Despejé mi mente bebiendo agua del lavabo. Me enjuagué la cara. No pude evitar verme en el espejo. Todo seguía igual. Me duché y bajé a desayunar. Al hacerme falta algo decidí salir al mercado a comprar víveres.
Dos horas después veía en la televisión un boletín especial acerca de la nueva epidemia. El reportero, bañado en sudor y con una incómoda sonrisa comprometedora, decía que la situación había sobrepasado las medidas impuestas por el gobierno. Cientos de infectados de influenza se arremolinaban frente a los mayores hospitales de la ciudad reclamando medicinas, vacunas y tratamiento. "Hipocondríacos", me dije. "¿Cómo es posible? Apenas ayer eran unos sesenta muertos, la cosa no puede haber empeorado así".

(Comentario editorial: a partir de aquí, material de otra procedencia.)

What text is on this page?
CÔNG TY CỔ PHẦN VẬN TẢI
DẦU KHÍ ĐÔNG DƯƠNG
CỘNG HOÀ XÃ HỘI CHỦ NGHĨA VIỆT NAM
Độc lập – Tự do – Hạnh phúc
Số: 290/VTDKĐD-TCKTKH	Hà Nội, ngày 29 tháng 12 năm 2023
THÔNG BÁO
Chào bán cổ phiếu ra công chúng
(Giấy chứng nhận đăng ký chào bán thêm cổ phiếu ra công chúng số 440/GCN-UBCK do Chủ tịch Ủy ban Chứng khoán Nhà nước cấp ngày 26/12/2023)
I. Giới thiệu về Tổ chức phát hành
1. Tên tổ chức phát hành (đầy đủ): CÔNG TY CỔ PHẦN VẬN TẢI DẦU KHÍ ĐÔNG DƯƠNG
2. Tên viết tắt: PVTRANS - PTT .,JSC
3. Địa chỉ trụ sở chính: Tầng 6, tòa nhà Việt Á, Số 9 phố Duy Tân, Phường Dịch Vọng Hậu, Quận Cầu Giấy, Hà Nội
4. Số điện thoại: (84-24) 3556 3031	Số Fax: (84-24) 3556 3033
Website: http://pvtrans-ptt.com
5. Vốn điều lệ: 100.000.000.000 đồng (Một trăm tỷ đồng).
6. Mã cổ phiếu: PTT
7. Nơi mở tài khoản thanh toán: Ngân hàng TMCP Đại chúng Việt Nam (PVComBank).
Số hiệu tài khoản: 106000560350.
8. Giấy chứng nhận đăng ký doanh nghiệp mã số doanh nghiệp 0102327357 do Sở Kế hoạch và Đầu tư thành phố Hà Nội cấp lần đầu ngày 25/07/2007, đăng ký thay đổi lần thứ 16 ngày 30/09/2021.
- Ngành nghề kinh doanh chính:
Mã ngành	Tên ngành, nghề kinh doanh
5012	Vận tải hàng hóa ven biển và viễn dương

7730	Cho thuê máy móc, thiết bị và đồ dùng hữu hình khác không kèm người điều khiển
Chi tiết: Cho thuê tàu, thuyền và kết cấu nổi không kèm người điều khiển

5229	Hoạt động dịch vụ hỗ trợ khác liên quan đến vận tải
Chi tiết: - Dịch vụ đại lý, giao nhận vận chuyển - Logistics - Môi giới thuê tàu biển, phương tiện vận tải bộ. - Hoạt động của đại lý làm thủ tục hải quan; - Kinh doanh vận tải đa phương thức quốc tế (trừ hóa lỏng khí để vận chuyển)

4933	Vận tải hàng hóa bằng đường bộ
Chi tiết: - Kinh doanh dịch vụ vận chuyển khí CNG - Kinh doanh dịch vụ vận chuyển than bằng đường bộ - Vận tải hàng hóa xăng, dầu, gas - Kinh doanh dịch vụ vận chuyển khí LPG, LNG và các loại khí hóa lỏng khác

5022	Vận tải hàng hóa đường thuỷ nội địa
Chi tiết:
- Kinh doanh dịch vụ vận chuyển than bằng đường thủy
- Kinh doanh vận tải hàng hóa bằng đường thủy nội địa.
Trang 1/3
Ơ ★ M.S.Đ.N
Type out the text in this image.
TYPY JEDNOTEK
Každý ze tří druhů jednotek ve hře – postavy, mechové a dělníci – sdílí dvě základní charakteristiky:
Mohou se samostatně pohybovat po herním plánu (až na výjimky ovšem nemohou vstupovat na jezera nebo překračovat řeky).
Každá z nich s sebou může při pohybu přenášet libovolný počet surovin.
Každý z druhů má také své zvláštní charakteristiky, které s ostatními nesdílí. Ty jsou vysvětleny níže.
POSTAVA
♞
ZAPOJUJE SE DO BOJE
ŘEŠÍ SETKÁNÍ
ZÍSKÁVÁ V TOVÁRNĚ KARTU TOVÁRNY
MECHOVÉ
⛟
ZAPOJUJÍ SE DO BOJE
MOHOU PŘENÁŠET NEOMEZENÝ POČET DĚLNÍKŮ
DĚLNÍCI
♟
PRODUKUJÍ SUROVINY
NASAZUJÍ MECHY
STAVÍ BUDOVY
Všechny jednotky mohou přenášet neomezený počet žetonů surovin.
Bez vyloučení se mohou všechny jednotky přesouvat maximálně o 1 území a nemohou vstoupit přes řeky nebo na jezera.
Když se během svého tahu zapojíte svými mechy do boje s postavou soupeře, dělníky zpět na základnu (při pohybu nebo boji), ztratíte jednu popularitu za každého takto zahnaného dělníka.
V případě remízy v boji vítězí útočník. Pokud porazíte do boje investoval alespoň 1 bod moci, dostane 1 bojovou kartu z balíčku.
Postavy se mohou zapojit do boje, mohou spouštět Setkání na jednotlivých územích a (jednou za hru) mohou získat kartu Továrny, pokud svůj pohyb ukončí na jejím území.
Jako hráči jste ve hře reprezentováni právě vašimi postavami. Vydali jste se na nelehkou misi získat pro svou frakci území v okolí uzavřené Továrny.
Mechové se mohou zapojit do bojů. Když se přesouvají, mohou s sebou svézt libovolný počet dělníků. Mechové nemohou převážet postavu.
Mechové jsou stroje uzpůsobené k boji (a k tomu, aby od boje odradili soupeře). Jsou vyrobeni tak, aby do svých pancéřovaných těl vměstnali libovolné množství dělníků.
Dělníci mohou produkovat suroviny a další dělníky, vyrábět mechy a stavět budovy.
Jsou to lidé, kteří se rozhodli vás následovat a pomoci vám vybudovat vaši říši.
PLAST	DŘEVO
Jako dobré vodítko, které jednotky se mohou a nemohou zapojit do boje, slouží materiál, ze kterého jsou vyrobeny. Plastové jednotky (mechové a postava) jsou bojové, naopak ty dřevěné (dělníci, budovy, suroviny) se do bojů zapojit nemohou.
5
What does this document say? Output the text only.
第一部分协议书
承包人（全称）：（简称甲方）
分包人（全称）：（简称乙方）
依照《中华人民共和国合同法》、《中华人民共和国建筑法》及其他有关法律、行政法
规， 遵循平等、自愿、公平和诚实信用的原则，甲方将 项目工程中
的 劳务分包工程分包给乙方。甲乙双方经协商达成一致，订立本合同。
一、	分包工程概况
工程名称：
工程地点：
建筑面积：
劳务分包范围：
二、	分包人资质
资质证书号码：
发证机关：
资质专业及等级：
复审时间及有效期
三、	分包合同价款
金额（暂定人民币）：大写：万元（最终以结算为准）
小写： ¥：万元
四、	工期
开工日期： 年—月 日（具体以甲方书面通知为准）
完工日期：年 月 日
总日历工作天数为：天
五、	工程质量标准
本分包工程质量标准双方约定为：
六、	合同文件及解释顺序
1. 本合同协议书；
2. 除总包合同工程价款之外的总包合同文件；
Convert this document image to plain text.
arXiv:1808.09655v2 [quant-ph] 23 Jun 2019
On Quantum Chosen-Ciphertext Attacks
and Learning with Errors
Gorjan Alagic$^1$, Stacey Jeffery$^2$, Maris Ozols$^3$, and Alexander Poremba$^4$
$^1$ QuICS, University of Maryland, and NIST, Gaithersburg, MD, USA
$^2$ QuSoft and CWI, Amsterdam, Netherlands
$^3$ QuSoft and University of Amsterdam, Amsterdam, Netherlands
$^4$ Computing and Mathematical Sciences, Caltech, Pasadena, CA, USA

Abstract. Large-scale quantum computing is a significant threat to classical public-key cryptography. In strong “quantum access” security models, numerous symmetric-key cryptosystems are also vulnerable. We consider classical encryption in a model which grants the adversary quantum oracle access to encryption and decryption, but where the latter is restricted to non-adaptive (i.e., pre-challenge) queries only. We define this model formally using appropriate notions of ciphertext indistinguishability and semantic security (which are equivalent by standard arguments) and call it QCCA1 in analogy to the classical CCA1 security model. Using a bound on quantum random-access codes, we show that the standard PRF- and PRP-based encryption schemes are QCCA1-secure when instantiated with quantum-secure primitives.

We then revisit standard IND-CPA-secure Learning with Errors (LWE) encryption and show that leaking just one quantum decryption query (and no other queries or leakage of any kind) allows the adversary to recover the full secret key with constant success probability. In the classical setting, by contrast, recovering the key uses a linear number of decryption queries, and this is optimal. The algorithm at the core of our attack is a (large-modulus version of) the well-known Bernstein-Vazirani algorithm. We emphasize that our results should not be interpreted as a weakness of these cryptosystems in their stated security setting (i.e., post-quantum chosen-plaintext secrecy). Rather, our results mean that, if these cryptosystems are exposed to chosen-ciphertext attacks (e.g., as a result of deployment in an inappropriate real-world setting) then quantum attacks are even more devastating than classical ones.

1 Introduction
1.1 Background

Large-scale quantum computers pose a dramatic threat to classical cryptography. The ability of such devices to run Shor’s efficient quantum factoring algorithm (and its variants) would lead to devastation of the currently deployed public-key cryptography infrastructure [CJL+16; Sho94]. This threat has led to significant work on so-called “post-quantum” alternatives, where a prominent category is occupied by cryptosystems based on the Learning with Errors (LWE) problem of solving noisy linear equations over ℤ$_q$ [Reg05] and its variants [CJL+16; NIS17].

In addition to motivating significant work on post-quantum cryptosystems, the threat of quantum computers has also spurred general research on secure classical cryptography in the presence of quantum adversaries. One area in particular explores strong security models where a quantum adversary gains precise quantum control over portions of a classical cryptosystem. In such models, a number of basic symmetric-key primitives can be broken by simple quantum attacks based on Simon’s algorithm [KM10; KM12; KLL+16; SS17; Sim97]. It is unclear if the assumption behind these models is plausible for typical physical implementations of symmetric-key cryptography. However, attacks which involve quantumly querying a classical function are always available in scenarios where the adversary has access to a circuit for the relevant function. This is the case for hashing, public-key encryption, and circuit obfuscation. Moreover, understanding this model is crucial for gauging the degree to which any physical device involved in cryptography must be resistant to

No bien terminaba de pensar en ello qu el reportero anunció una cifra irreal: 671 muertos durante la noche y las primeras horas de la mañana, tres cuartas partes en la Ciudad. "Vaya". "Esto se pone emocionante". No pude evitar el cinismo.
Salí. Quería ver ese caos social que precede a las crisis colectivas, a la paranoia común. Pocos carros circulaban por las calles, casi todos a gran velocidad. Los peatones evitaban cruzarse con otros, caminando por las calles y sorteando a los demás caminantes. Una mujer casi choca contra un joven. De inmediato discutieron "¡fíjese!, ¡qué tal si me infecta!", "¿Y cómo va a ser si apenas he salido de casa? El virus no lo tengo yo".
Disfruté el momento. Caminé por la avenida sin cuidado de otros transeuntes. Los provocaba y reía en mi interior cuando, presurosos, me evitaban y, en cuanto los dejaba atrás, me volteaban a ver susurrando peladeces. No traía cubre bocas y respiraba a grandes bocandas.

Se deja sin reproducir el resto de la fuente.